A child in the war-torn African nation of Mali just wrote a letter to the U.N. World Food Programme. Emergency school meals are being provided by the agency in Northern Mali.

“Our parents are poor and tired,” the child wrote. “Thank you WFP who gave us food so we could work hard in school. We always count on God and you. With WFP it’s okay. The school in Barize thanks you.”

The food agency’s plan is to feed children, but at the same time get them back in school and learning. It’s a strategy that is proven to work.

It is going full-steam ahead at providing these meals through the rest of this year. Right now, 120,771 students in Northern Mali get two meals a day: an enriched breakfast and a lunch. Volunteer cooks also receive take-home rations.

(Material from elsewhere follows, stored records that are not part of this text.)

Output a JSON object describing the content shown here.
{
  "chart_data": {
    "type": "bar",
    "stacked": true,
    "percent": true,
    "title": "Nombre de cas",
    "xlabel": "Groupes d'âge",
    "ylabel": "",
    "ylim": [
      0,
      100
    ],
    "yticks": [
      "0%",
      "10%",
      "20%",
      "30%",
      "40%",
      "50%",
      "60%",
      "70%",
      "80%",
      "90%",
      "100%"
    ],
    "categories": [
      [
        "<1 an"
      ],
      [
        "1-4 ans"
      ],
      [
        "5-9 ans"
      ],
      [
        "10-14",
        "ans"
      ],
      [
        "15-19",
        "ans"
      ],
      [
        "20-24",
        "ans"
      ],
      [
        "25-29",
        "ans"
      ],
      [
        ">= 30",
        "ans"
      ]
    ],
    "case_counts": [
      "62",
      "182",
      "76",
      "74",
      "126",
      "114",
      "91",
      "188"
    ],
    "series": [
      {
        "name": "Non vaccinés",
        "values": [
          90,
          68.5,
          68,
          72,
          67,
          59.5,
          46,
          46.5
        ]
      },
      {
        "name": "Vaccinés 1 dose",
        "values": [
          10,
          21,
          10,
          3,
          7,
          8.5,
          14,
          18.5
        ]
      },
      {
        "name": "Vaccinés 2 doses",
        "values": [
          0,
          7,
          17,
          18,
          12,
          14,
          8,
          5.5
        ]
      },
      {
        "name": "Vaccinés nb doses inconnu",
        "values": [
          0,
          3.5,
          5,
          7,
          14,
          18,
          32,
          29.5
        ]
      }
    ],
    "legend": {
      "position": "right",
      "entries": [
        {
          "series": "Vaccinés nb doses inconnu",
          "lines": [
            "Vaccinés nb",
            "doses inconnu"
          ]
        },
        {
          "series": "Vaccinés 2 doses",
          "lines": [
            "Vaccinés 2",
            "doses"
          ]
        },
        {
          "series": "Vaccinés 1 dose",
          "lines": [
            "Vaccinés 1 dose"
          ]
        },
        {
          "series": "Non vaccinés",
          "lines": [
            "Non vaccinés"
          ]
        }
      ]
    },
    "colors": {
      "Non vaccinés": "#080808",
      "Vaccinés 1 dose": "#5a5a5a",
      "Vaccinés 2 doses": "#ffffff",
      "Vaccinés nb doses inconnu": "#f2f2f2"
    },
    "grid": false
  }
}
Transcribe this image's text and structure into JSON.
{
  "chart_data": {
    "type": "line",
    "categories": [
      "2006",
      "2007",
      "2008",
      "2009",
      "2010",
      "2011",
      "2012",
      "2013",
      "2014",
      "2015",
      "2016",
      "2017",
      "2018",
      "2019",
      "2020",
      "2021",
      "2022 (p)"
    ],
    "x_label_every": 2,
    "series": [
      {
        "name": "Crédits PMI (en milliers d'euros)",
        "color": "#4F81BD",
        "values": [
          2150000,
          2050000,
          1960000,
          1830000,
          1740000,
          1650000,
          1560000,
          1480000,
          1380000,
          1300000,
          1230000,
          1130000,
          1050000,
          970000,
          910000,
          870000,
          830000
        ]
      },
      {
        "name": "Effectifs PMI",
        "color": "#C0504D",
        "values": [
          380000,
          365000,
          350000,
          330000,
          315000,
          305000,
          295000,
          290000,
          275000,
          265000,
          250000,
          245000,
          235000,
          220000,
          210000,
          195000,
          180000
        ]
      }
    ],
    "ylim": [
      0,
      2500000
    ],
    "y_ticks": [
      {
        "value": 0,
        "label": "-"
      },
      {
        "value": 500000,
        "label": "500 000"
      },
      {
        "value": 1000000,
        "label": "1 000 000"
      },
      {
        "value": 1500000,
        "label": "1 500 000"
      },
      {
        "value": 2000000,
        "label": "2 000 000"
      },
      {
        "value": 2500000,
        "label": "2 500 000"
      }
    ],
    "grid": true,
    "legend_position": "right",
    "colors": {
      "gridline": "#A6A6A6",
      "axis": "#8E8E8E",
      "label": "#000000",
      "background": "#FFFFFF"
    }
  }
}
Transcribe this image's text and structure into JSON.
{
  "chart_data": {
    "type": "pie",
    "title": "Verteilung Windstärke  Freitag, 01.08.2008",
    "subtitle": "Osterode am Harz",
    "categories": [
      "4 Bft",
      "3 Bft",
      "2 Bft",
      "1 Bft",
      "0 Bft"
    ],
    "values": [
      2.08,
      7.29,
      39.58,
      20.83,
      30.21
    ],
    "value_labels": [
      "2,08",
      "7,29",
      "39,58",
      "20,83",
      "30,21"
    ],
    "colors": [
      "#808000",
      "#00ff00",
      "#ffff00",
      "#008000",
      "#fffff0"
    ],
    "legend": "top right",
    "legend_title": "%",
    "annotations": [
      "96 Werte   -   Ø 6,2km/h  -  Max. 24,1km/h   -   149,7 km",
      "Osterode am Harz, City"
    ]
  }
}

It’s common sense that school meals are important, especially for a nation trying to find that road to peace after a war. Tragically, that does not always translate into funding for school meals. When discussing international relations, talk seldom revolves around humanitarianism, the very thing people around the world need most.

The U.N. food agency needs funding to make sure school meals continue the rest of this year and into next year. The agency relies entirely on voluntary donations. That means budget decisions by the U.S. Congress have a dramatic effect. If funding disappears, so too will the school meals. That is a silent tragedy that goes unseen.

In Mali, the World Food Programme has a homegrown school feeding project in the southern part of the country. By helping small farmers become the providers of the meals, it helps build the future of the country, one where the people can sustain themselves.

Catholic Relief Services also has a school feeding program in Mali that is set to resume in October. Spokeswoman Kristina Brayman reports the program will operate in 310 schools with an end goal of feeding 80,000 children.

The U.S. McGovern-Dole school lunch program supports the Catholic Relief Services initiative in Mali. Congress will be deciding in the coming weeks how much funding to give McGovern-Dole.

Some members of Congress want these budgets made responsibly, and are desperately trying to get the fight against hunger at the top of the foreign policy agenda.

It’s in everyone’s interests that we fight hunger and provide school meals around the world. A child who received school meals in Germany wrote after World War II, “If every people will help the other, like you does, we should have a lasting peace soon.”

That is what the world needs most of all now.

William Lambers is an author who partnered with the U.N. World Food Programme on the book “Ending World Hunger.”